L’Italia sta marcendo in un benessere che è egoismo, stupidità, incultura, pettegolezzo, moralismo, coazione, conformismo: prestarsi in qualche modo a contribuire a questa marcescenza è, ora, il fascismo.
Sembra una descrizione dell’Italia di oggi, invece risale al 1962. Prima del ’68, prima dei figli dei fiori, prima degli hippies. Prima della guerra in Vietnam e di Tangentopoli, prima della legge sull’aborto e della fine della Prima Repubblica. Prima di tutti quegli eventi che hanno scolpito il volto all’Italia contemporanea, una isolata voce di denuncia, premonitrice, visionaria, lucidamente lungimirante, già si levava dal coro di vocine e vocioni più o meno borghesi, tutte pasciute alla generosa tavola del boom economico degli anni ’50.

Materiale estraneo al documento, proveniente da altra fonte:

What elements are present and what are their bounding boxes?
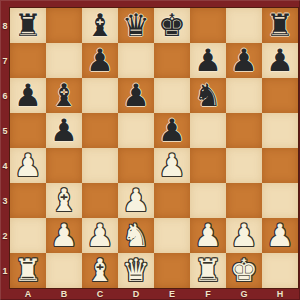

Chissà cosa scriverebbe oggi Pier Paolo Pasolini sulla situazione politica e economica attuale. Se, invece di morire, pestato a sangue (non si sa ancora bene – e forse mai si saprà – da chi o per conto di chi) nella notte tra l’1 e il 2 Novembre all’Idroscalo di Ostia, fosse oggi ancora vivo, il genio profetico che 50 anni dopo diventa testimone impotente della sua premonizione.
Pier Paolo Pasolini nasce a Bologna il 5 marzo del 1922. La famiglia si sposta di frequente da una città all’altra per il lavoro del padre, tenente di fanteria, per cui l’unico punto di riferimento certo per il giovane Pasolini sarà Casarsa, una località del Friuli in cui la famiglia tornerà anno dopo anno per trascorrere le vacanze estive, allo stesso tempo prima fonte di ispirazione, con la sua natura incontaminata, la bellezza dei paesaggi e la semplicità della vita montana, per i primi versi del Pasolini poeta. Poeta, ma non solo. Intellettuale, critico letterario, saggista, regista, sportivo. Non c’era niente o quasi che Pier Paolo non sapesse fare. A soli 17 anni si iscrisse all’università, saltando un anno di liceo, indirizzo lettere e filosofia.
A segnare la sua giovinezza fu la morte del fratello Guido (1945), massacrato durante la seconda guerra mondiale. L’evento distrugge completamente la psicologia peraltro già fragile della madre di Pasolini, il quale di conseguenza si avvicina ancor più all’unica figura femminile rilevante nella sua vita, tagliando definitivamente i contatti già controversi col padre. Un rapporto simbiotico, quasi fusionale, quello di Pasolini con la madre, che ebbe probabilmente un ruolo nella sua dichiarata scelta omosessuale. Una perversione inaccettabile per l’epoca, che finirà per screditarne anche la reputazione letteraria, e gli costerà, oltre all’allontanamento dalla professione di insegnante, una serie di processi, negli anni, per corruzione di minorenni, accanto al ben più dannoso processo “mediatico” che lo esporrà alla gogna.
Intanto, la sua adesione non incondizionata alle posizioni del Pci, di cui pure era membro, gli valse l’esilio dal partito, anche in seguito ai fatti giudiziari di Ramuscello. Nel 1950 Pasolini abbandona il Friuli che tanto gli aveva dato, per rifugiarsi nella borgata romana. Solo lì, tra la desolazione e la difficoltà della vita quotidiana, tra gente che non ha nulla da perdere né da chiedere, Pier Paolo ritrova se stesso. Arrangiandosi per tirare avanti, senza chiedere aiuto a nessuno dei suoi amici intellettuali, iniziò a lavorare a Cinecittà. Avvenne così il suo incontro con il cinema che sarà una rivelazione. La pellicola, associando le parole alle immagini gli permetterà di esprimere molto più fedelmente, attraverso la bellezza desolata e brulla di volti e paesaggi, quel contrasto interiore che lo tormentava sin da ragazzo.
Una vita che anche nella sua fine rimane oscura e controversa. Le circostanze della sua morte non saranno mai chiarite, anche se la legge condannerà Pelosi come unico esecutore dell’omicidio, che verrà bollato come delitto passionale. Il corpo di Pasolini tornerà a riposare a Casarsa, nei luoghi dell’infanzia, unici in cui forse la sua anima tormentata trovò un po’ di pace.